The FOQA is the process of obtaining and analysing all kinds of data from flights to improve the safety and efficiency of future flight operations.

“All Indian airlines will undergo the special safety audit that has begun. In the first phase, we are auditing SpiceJet and Air India,” the DGCA official said.

DGCA

The Directorate General of Civil Aviation (DGCA) has already initiated the special safety audit of all airports in India that receive heavy rain during the monsoon season, another official said.

The announcement regarding the safety audit of such airports was done by the DGCA four days after the Kozhikode plane crash.

The Airports Authority of India (AAI) manages more than 100 airports in the country, including the one in Kozhikode.
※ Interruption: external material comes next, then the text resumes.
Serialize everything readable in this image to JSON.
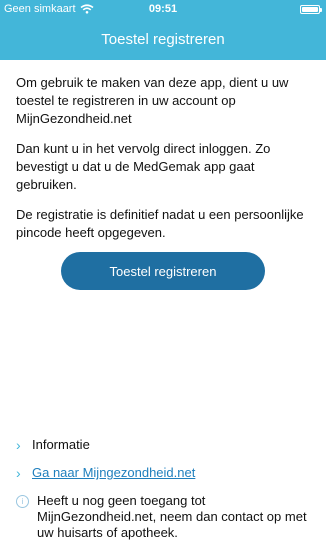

However, major airports like Delhi, Mumbai, Bengaluru and Hyderabad are managed by private companies.

On August 7, a B737NG aircraft of Air India Express with 190 people on board overshot the runway and crashed at the Kozhikode airport amid heavy rain, killing 18 people, including the pilots. Air India Express is a wholly owned subsidiary of national carrier Air India.

The two leading pilot unions of Air India on August 13 had sought a meeting with Civil Aviation Minister Hardeep Singh Puri to discuss matters related to working conditions and flight safety.

“Our pilots are constantly facing the challenges of COVID-19, monsoon weather, ill-designed flight duty time limitations (FDTL), several extensions and dispensations given by the DGCA (Directorate General of Civil Aviation),” stated the August 13 letter written to Puri by the Indian Commercial Pilots’ Association (ICPA) and Indian Pilots’ Guild (IPG).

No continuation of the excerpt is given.